About a third of the way through your radiation treatment, you've gotten used to lying on the table with your hands stretched, bondage-style, over your head while technicians yell at you not to move and insist you play dead while they haul you around getting you into the right position. Once you're there, they whip out their Sharpies and draw in the most ticklish areas, all the while insisting that you not move a muscle.
Then you get to see the doctor. You're done with the five-minute tanning bit (it feels like that, as long as you can tune out the grunting and clicking of the huge mechanical arm over your head) and you dress and enter the office of Dr. I'm-in-a-hurry-I'm-so-cool. He fingers the underwire of your bra.
"Oh, this is no good! You shouldn't wear this! Metal on irradiated skin!"

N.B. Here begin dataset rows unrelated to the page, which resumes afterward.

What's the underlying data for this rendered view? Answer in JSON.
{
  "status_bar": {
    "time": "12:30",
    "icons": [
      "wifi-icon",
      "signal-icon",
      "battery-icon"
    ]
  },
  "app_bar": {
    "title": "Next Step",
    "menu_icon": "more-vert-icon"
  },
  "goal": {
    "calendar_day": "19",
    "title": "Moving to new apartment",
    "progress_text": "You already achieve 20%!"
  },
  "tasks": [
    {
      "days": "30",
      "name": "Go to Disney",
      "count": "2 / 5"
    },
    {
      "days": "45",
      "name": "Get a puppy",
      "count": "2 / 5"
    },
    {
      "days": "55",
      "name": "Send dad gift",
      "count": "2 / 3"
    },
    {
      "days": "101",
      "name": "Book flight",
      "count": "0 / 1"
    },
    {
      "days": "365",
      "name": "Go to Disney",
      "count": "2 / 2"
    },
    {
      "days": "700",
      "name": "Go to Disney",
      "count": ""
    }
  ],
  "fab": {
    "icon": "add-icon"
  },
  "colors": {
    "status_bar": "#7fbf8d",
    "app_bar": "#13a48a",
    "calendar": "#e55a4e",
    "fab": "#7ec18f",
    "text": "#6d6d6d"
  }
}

"Oh, okay," I said, "I didn't know."
"Besides, you are small! You are about an A-cup, right?" He doesn't pause for a reply. Big grin. "So you don't need a bra. You can just wear an undershirt."
"Oh," I say, as he whirls out with a big smile, saying, "It's all normal! To be depressed is normal!"
"I'm no more depressed than usual," I say to his retreating figure, which is already halfway down the hall to inspect the next patient.
Except that actually, after that conversation, I'm not exactly cheered up.
Nine radiations down, twenty-one to go.